La bibliothèque libre.
Cette page n’a pas encore été corrigée
382
les cévennes

En une phrase seulement je rappellerai que l’homme quaternaire ou paléolithique, contemporain des espèces éteintes ou émigrées, n’a pas pratiqué le polissage des silex, qu’il a su seulement façonner cette pierre par la percussion, en la débitant par éclats (pierre taillée, pierre éclatée, forme la plus ancienne ou paléolithique) ; qu’il habitait soit en plein air, soit dans les cavernes ; que l’agriculture, la domestication des animaux, le tour, le lissage, étaient choses inconnues pour lui, et que sa principale préoccupation a dû être la chasse et la lutte contre les bêtes féroces.

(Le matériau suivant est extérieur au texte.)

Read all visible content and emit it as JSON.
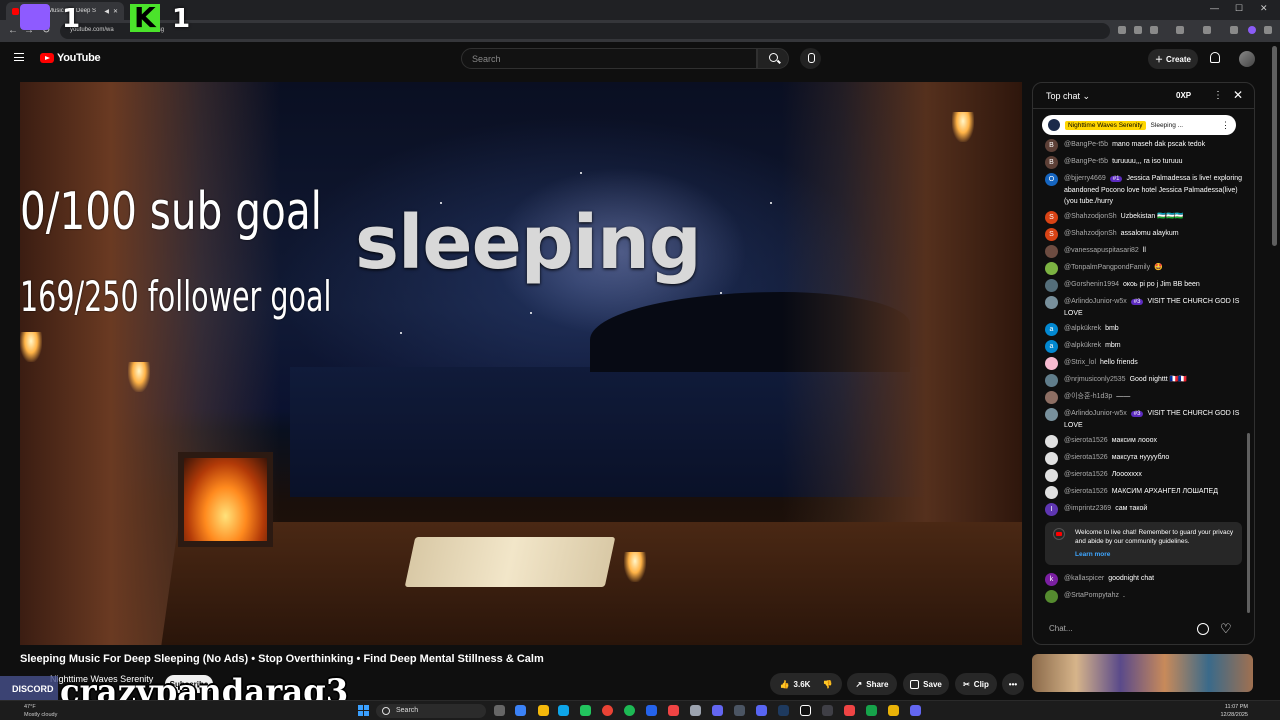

Ces divisions n’ont certes qu’une valeur régionale, puisque de nos jours encore certaines peuplades sauvages d’Océanie n’emploient que la pierre polie ; mais la chronologie ci-dessus paraît bien définitive pour l’Europe.

On a même été plus loin, en partageant la période paléolithique en chelléenne ou acheuléenne, moustérienne, solutréenne et magdalénienne (la plus récente), noms tirés des localités de Chelles (Seine-et-Oise) et Saint-Acheul (Somme), le Moustier (Dordogne), Solutré (Saône-et-Loire) et la Madelaine (Dordogne), qui ont fourni des types de silex taillés très différents les uns des autres.

En Lozère ont été faites des découvertes très précieuses pour la science préhistorique.

Silex taillé.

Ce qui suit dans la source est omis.